Too often the trajectory of an artist can fall short when their talent is forced to navigate the dense maze of equally-talented artists in a place like New York City. As of late, Brooklyn’s very own tsimba has been slicing through the tangled brush that embodies the East Coast bass scene – undoubtedly clearing a path for the genre-defying producer to emerge as one of New York’s finest. With the release of his Dématérialiser EP, out on the Wormhole Music Group label April 17th, it’s evident tsimba may not have to wait to be king much longer.
Force is the focus of Dématérialiser. The producer’s latest project flaunts four hard-hitting, future-sound tracks that could all easily take the cake as this EP’s front-runner. No, you don’t have to decide which one is your favorite; they each bring fresh soundscapes to the table in their own unique way.
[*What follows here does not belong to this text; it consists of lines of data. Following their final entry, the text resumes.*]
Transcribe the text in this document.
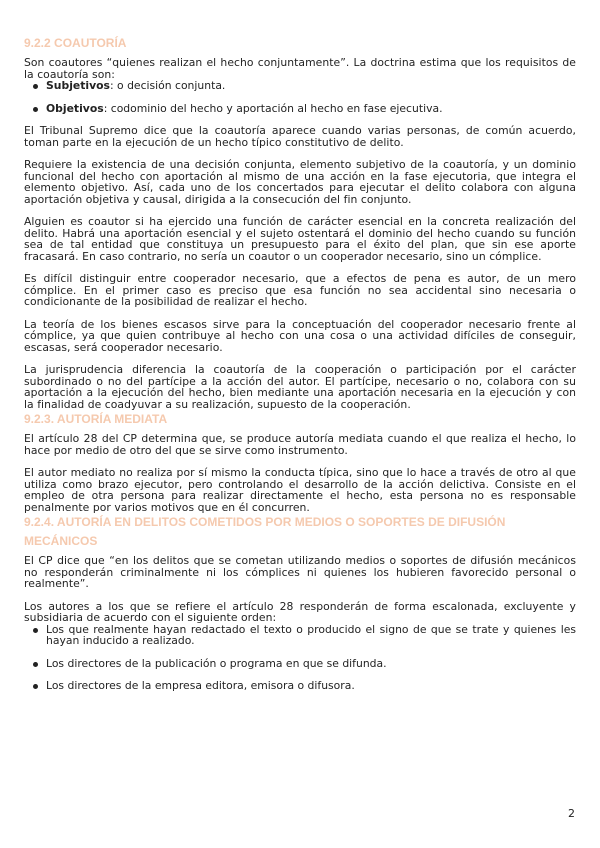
9.2.2 COAUTORÍA

Son coautores “quienes realizan el hecho conjuntamente”. La doctrina estima que los requisitos de la coautoría son:

Subjetivos: o decisión conjunta.
Objetivos: codominio del hecho y aportación al hecho en fase ejecutiva.

El Tribunal Supremo dice que la coautoría aparece cuando varias personas, de común acuerdo, toman parte en la ejecución de un hecho típico constitutivo de delito.

Requiere la existencia de una decisión conjunta, elemento subjetivo de la coautoría, y un dominio funcional del hecho con aportación al mismo de una acción en la fase ejecutoria, que integra el elemento objetivo. Así, cada uno de los concertados para ejecutar el delito colabora con alguna aportación objetiva y causal, dirigida a la consecución del fin conjunto.

Alguien es coautor si ha ejercido una función de carácter esencial en la concreta realización del delito. Habrá una aportación esencial y el sujeto ostentará el dominio del hecho cuando su función sea de tal entidad que constituya un presupuesto para el éxito del plan, que sin ese aporte fracasará. En caso contrario, no sería un coautor o un cooperador necesario, sino un cómplice.

Es difícil distinguir entre cooperador necesario, que a efectos de pena es autor, de un mero cómplice. En el primer caso es preciso que esa función no sea accidental sino necesaria o condicionante de la posibilidad de realizar el hecho.

La teoría de los bienes escasos sirve para la conceptuación del cooperador necesario frente al cómplice, ya que quien contribuye al hecho con una cosa o una actividad difíciles de conseguir, escasas, será cooperador necesario.

La jurisprudencia diferencia la coautoría de la cooperación o participación por el carácter subordinado o no del partícipe a la acción del autor. El partícipe, necesario o no, colabora con su aportación a la ejecución del hecho, bien mediante una aportación necesaria en la ejecución y con la finalidad de coadyuvar a su realización, supuesto de la cooperación.

9.2.3. AUTORÍA MEDIATA

El artículo 28 del CP determina que, se produce autoría mediata cuando el que realiza el hecho, lo hace por medio de otro del que se sirve como instrumento.

El autor mediato no realiza por sí mismo la conducta típica, sino que lo hace a través de otro al que utiliza como brazo ejecutor, pero controlando el desarrollo de la acción delictiva. Consiste en el empleo de otra persona para realizar directamente el hecho, esta persona no es responsable penalmente por varios motivos que en él concurren.

9.2.4. AUTORÍA EN DELITOS COMETIDOS POR MEDIOS O SOPORTES DE DIFUSIÓN MECÁNICOS

El CP dice que “en los delitos que se cometan utilizando medios o soportes de difusión mecánicos no responderán criminalmente ni los cómplices ni quienes los hubieren favorecido personal o realmente”.

Los autores a los que se refiere el artículo 28 responderán de forma escalonada, excluyente y subsidiaria de acuerdo con el siguiente orden:

Los que realmente hayan redactado el texto o producido el signo de que se trate y quienes les hayan inducido a realizado.
Los directores de la publicación o programa en que se difunda.
Los directores de la empresa editora, emisora o difusora.
2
The foundation of the EP’s titular track boasts tsimba’s signature percussive forte, on top of which slick bars layered over fast-paced wubs build up to a mind-melting, double-time climax. Scratchmaster Tygris’ colossal feature on “Ghetto500” is sure to turn heads with its dirty refrain repeating “This how Gs ride,” coupled with heavy synths and the sound of guns cocking and being shot in the air.
Borrowing a sample from the UK TV show Skins, before breaking into some immensely jaw-dropping wobbles, “Hugo” is a track for the headbangers. Subsequently, the last track, “Sendai,” puts tsimba’s percussion background on display. It’s here that a drumline-like build up segues into mid-tempo glitch-bass and a really cool breakdown played on what sounds like the rim of a snare. This track ties the knot on an already groundbreaking project, dynamic, and complex in just the right ways and sure to push tsimba into the realm of trailblazing bass producers.